Em tempos de internet, além dos golpes virtuais, há outros
meios de alcançar — ou pelo menos de tentar — a riqueza. A classe média sabe
ocupar um espaço honesto, mesmo aqueles que os falsos moralistas apedrejam sem
dó. Soube ainda esta semana de uma moça muito jovem que, vendo-se em apuros
financeiros, começou a obter likes de homens e mulheres em sites adultos.

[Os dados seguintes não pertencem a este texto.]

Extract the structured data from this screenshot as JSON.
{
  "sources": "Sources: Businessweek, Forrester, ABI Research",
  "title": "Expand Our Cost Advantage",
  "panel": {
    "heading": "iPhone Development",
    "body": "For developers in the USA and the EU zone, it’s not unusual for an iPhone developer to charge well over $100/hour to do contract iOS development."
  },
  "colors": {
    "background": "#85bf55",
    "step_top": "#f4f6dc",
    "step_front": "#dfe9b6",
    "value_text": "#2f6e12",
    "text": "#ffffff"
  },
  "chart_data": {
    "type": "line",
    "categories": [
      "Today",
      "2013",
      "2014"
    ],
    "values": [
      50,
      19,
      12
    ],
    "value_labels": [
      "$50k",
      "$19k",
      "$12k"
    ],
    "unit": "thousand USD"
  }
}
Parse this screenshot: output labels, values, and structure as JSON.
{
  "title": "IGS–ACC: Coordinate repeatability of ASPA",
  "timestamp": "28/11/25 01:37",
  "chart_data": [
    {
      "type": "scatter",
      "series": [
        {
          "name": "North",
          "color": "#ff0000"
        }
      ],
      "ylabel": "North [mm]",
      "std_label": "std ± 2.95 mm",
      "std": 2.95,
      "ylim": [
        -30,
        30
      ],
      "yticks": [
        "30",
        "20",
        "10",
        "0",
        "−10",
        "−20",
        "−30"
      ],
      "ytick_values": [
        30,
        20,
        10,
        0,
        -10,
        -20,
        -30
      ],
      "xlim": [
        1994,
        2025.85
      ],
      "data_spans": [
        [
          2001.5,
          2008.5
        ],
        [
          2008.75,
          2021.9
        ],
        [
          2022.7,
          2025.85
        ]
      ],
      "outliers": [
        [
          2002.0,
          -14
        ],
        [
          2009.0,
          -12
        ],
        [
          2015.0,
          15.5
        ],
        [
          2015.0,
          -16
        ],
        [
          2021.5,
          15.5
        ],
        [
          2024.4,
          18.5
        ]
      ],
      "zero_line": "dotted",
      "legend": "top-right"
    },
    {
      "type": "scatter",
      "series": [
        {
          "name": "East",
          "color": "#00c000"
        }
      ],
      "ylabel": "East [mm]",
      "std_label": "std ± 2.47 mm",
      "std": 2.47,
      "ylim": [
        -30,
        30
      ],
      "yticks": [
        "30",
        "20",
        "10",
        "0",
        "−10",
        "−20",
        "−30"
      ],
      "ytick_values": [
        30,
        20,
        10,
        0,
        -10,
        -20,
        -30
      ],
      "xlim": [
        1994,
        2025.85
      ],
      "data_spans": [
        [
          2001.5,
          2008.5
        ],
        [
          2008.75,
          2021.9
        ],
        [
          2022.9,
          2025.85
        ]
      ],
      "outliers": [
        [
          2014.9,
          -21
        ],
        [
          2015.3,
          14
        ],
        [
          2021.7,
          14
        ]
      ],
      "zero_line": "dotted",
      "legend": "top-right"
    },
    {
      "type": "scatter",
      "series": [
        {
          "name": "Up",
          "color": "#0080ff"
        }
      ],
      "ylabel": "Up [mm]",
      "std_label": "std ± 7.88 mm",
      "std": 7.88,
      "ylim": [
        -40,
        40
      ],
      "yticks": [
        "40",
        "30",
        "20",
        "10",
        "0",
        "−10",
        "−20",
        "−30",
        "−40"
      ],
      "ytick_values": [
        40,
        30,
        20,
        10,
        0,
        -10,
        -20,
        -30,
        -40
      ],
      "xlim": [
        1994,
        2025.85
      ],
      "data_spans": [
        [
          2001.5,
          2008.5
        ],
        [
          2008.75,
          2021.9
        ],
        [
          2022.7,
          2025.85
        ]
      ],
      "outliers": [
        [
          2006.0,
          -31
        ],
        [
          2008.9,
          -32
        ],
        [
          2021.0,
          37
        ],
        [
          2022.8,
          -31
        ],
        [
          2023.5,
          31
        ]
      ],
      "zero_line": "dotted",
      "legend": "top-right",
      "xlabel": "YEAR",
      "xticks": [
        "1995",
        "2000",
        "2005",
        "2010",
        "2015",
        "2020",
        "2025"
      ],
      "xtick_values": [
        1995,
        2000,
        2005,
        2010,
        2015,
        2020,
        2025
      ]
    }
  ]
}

Não é a única que se aproveita da imagem, mas ela vai além e se exibe transando
com parceiros de ambos os sexos, o que também não é uma grande novidade. Ela
inova ao abordar homens na rua e perguntar-lhes coisas assim: “Tapa ou beijo?”;
“Dois reais ou um presente secreto?” Isso foi considerado abusivo e gerou uma
campanha de cancelamento contra ela. Apesar disso, ou exatamente por
isso, seus seguidores em redes sociais nas quais é possível compartilhar
conteúdo erótico só têm aumentado. Hoje ela estaria faturando algo como cem mil
reais por mês.
A classe média tem aqueles que
não dormem no ponto. Com astúcia e sorte, podem dormir na cobertura da pirâmide
da distribuição de renda, mas, presos ao destino irônico, quase sempre amanhecem
na pindaíba de sempre — ou mais além.